Frage an Norbert Königshofen von Sandra H. bezüglich Gesundheit
Sehr geehrter Herr Königshofen,
wie ich soeben sehe, haben Sie am 18. Juni bei der Abstimmung bzgl. der Patientenverfügung gegen den sog. Stünker-Antrag gestimmt. Mich würden die Gründe für Ihr Abstimmungsverhalten interessieren. Vielen Dank im Voraus!
Mit freundlichen Grüßen
Sandra Hohmann
Sehr geehrte Frau Hohmann,
vielen Dank für Ihre Frage vom 02. August 2009, in der Sie auf das Gesetzgebungsverfahren zur Regelung der Patientenverfügung eingehen.
Am 18.06.2009 ist dieses Gesetzgebungsverfahren mit der 2./3. Lesung der hierzu im Bundestag eingebrachten Gruppenanträge und der Annahme des Entwurfs des Abgeordneten Stünker u.a. (Drs. 16/8442) abgeschlossen worden. Wie Sie bereits wissen, habe ich diesen Entwurf nicht unterstützt, sondern für den von 114 Kollegen eingebrachten Entwurf der Abgeordneten Bosbach (CDU/CSU), Röspel (SPD), Göring-Eckardt (Grüne) und Fricke (FDP) für ein Patientenverfügungsgesetz (Drs. 16/11360) gestimmt.
Der Entwurf sah eine Regelung der Vorsorgevollmacht, Betreuungsverfügung und der Patientenverfügung vor, wobei es zwei Typen von Patientenverfügung geben sollte:
Die einfache Patientenverfügung sollte nur Schriftform und die eigenhändige Unterschrift des Betroffenen erfordern. Der qualifizierten Patientenverfügung sollte eine umfassende ärztliche Aufklärung vorausgehen und alle 5 Jahre eine Bestätigung folgen.
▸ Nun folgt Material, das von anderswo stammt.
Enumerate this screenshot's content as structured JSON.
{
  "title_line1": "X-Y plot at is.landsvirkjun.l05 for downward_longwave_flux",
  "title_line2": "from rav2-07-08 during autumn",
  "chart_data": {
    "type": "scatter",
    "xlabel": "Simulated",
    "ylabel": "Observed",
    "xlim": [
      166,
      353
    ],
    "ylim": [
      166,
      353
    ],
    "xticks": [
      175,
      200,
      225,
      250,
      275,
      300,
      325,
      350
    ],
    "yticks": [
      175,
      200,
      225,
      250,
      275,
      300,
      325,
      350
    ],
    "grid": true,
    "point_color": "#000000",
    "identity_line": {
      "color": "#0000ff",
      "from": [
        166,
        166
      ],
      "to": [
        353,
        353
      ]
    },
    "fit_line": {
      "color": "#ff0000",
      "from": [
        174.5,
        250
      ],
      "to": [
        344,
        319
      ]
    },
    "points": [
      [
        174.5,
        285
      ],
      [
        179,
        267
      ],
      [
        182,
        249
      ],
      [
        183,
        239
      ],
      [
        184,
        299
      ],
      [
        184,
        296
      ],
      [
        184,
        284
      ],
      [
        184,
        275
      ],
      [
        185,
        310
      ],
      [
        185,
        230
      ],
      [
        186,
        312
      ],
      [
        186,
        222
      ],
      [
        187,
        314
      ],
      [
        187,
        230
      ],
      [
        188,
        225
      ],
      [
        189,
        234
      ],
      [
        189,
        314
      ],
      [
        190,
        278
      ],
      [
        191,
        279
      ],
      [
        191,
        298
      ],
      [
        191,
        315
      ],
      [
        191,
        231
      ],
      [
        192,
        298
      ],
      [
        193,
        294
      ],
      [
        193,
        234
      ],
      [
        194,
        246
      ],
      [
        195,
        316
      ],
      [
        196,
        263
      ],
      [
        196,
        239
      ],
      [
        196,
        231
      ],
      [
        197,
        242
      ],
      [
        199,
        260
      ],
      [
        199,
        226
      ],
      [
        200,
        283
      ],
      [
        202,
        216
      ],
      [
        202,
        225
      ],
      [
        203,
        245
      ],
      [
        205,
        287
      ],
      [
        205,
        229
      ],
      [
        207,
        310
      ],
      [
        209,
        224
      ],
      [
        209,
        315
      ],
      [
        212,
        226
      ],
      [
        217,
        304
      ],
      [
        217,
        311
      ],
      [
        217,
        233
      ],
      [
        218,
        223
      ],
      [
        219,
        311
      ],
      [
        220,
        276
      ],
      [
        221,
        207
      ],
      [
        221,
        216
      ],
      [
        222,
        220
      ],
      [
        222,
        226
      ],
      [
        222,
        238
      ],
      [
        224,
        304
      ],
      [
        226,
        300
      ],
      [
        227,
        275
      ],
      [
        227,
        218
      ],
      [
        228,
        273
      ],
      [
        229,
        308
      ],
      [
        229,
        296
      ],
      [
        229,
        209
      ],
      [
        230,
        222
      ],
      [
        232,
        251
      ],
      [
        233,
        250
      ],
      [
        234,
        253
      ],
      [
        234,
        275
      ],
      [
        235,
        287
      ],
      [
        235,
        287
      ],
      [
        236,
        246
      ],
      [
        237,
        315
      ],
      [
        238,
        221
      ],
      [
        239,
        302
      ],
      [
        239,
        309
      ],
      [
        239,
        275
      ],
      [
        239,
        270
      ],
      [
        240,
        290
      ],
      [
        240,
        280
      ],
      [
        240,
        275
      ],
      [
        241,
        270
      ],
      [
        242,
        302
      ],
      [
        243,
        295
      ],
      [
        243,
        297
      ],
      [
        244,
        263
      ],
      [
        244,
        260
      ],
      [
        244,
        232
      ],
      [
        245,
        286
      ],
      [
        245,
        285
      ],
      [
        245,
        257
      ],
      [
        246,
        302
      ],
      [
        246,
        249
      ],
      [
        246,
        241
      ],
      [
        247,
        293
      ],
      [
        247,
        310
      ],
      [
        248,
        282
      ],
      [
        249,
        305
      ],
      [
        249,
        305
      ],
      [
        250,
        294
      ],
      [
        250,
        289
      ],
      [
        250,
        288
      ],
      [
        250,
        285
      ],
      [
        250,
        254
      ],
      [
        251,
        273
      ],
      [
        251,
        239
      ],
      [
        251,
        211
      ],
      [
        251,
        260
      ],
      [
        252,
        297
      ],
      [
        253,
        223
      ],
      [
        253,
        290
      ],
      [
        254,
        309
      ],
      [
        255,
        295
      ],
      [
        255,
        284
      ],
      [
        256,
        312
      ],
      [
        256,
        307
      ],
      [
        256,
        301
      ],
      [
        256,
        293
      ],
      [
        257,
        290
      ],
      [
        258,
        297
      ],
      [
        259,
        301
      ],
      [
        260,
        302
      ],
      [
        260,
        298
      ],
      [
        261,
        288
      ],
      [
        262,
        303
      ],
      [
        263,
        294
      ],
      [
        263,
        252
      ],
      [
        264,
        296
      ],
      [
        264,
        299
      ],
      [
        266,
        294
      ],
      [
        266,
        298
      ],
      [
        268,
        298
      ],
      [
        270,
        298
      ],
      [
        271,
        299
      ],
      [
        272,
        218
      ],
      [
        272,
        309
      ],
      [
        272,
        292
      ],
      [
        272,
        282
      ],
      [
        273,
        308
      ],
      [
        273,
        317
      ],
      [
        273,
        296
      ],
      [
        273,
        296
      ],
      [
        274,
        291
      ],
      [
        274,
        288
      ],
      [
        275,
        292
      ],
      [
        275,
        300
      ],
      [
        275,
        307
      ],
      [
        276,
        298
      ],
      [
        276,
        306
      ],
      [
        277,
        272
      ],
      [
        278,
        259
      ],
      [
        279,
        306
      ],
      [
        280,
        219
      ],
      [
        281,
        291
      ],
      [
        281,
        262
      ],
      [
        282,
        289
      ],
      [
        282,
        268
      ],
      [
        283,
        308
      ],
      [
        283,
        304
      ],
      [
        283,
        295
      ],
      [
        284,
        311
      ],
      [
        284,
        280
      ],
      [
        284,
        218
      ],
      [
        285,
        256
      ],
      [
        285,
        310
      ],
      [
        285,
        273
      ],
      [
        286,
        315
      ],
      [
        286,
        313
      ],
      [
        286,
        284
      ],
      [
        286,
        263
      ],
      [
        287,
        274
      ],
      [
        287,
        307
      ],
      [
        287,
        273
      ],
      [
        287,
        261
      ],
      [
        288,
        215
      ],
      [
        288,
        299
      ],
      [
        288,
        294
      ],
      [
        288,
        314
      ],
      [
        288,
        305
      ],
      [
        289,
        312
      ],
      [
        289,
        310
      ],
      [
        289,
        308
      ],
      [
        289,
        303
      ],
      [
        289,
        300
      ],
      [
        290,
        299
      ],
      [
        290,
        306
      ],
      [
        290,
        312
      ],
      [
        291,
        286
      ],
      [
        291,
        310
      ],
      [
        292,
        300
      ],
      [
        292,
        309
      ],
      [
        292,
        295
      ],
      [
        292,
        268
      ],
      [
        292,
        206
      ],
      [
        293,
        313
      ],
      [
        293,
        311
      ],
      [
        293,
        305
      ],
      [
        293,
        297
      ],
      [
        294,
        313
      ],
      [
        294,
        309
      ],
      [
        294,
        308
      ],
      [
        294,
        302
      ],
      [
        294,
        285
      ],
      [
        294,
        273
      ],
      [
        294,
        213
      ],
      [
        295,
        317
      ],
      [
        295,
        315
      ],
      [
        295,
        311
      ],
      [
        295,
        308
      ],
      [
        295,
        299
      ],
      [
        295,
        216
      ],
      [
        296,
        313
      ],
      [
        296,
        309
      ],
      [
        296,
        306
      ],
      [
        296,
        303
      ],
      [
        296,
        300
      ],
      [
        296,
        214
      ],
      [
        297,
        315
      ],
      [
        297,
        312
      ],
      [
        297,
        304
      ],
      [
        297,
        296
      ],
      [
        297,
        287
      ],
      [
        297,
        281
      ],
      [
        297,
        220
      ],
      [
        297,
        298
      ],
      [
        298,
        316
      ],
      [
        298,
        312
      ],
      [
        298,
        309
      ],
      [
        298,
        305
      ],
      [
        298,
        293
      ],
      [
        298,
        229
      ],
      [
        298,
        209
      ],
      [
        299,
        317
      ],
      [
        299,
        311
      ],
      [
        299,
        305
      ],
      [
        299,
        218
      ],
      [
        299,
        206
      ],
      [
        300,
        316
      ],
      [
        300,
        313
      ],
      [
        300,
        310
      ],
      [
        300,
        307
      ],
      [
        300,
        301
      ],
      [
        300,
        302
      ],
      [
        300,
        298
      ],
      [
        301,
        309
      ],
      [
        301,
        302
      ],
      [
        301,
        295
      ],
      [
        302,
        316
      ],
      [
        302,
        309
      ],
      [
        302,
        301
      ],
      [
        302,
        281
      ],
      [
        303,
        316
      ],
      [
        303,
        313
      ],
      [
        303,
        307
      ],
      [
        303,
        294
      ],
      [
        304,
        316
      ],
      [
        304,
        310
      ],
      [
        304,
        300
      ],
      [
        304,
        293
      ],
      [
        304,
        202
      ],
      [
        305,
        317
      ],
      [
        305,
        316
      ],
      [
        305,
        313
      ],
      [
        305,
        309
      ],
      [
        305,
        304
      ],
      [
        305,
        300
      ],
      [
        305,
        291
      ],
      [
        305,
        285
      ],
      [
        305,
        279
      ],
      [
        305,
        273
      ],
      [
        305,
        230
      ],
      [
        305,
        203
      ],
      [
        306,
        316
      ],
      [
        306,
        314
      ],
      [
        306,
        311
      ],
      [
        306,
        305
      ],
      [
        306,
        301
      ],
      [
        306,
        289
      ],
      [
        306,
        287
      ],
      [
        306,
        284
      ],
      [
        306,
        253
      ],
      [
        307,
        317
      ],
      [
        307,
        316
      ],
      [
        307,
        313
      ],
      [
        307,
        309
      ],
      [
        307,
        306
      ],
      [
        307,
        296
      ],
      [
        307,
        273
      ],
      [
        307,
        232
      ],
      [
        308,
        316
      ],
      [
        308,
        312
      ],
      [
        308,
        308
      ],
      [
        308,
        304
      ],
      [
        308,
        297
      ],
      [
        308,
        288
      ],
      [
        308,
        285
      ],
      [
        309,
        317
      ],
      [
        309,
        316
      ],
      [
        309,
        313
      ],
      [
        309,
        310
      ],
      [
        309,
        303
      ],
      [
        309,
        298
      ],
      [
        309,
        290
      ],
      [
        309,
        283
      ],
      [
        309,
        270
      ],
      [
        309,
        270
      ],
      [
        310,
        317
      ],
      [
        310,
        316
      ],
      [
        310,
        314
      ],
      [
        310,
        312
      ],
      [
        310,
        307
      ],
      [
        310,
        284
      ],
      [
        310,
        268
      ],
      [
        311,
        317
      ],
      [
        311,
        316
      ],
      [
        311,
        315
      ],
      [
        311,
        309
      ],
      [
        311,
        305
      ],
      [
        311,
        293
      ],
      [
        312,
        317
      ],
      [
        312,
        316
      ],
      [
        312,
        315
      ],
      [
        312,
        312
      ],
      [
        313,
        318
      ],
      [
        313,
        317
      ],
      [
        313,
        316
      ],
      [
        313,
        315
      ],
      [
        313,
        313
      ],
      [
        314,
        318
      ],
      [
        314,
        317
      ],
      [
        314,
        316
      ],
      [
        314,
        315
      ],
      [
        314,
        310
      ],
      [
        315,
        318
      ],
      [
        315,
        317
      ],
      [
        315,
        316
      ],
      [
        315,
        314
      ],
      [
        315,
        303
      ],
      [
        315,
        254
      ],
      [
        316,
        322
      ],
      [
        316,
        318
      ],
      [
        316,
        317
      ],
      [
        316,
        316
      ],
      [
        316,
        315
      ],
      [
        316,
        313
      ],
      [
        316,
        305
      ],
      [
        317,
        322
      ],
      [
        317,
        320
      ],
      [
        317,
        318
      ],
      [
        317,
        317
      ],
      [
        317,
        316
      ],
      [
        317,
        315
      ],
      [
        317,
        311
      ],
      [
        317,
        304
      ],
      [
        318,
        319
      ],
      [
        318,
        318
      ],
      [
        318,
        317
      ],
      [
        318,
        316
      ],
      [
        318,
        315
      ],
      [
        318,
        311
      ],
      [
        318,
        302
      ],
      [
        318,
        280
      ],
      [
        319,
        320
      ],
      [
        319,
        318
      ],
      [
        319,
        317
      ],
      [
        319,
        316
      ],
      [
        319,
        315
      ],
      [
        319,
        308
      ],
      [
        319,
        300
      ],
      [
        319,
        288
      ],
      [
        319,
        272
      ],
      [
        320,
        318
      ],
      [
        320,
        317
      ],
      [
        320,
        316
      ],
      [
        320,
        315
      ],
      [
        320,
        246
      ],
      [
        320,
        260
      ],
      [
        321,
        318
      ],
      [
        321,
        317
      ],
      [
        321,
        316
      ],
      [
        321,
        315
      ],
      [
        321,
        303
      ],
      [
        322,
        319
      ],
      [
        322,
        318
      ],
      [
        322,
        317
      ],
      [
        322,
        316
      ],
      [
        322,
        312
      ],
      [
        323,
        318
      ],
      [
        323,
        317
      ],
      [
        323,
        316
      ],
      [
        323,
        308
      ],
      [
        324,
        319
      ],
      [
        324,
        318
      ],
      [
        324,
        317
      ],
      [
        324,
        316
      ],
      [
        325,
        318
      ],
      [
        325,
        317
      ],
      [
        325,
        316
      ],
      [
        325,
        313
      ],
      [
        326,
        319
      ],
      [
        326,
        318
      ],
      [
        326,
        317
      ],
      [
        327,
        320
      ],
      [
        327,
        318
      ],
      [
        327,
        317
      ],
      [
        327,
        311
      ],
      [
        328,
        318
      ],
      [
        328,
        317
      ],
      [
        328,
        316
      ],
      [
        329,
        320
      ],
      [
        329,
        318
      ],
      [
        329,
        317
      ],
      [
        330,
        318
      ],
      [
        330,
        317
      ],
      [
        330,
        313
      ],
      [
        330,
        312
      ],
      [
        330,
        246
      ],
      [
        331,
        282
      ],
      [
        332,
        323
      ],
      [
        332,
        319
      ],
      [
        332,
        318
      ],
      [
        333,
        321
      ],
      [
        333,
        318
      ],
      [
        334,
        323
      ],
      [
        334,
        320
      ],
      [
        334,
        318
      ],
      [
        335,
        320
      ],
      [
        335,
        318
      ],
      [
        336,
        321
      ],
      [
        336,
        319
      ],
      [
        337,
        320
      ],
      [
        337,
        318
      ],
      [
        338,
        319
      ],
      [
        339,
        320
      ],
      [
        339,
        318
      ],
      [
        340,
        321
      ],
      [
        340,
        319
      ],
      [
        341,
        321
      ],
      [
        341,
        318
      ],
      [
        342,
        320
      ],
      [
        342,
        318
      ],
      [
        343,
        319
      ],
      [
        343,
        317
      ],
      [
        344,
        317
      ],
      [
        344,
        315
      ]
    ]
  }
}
Dieser Entwurf hat versucht, das Selbstbestimmungsrecht, das Patientenwohl und die Würde im Sterben in Fällen zu sichern, in denen jemand über die Vornahme einer Behandlung nicht mehr selbst entscheiden kann, und zugleich das Recht auf Leben und körperliche Unversehrtheit zu sichern, um so beide Aspekte zu einem schonenden Ausgleich zu bringen. Leider hat dieser Entwurf im Bundestag keine Mehrheit gefunden.
Mit der Annahme des Stünker-Entwurfs werden nun Patientenverfügungen auch ohne vorherige ärztliche Beratung des Betroffenen für Arzt und Betreuer unbegrenzt verbindlich sein, selbst wenn eine medizinisch indizierte lebenserhaltende Behandlung abgebrochen werden muss und der Betroffene gar nicht unheilbar krank ist oder unwiederbringlich das Bewusstsein verloren hat. Damit wird es in Zukunft im wahrsten Sinne des Wortes lebenswichtig sein, Formulierungen in einer (bestehenden oder neu verfassten) Patientenverfügung sehr genau zu überlegen und am besten mit einem Arzt und einem Juristen zu besprechen. Denn die unbegrenzt verbindliche Patientenverfügung kann zu einem scharfen, gegen das eigene Leben gerichteten Instrument werden, da sie Ärzten und Betreuern nicht mehr - auch nicht im besten Interesse des selber nicht äußerungsfähigen Patienten - ein Absehen von unbedachten, missverständlichen oder irrtümlichen Verfügungen erlaubt.
Dadurch wird die bisherige Rechtsprechung des Bundesgerichtshofs zur Reichweitenbegrenzung bei der passiven Sterbehilfe bewusst konterkariert. Eine intensive Aufklärung und Beratung über die richtige Abfassung von Patientenverfügungen wird damit künftig zu einer wichtigen Aufgabe für Ärzte, Verbände und kirchliche Träger. Leider nimmt allerdings gerade der vom Bundestag nun angenommene Gesetzentwurf - anders als die konkurrierenden Entwürfe - die Beratung zur Patientenverfügung nicht in den Leistungskatalog der Gesetzlichen Krankenversicherung auf.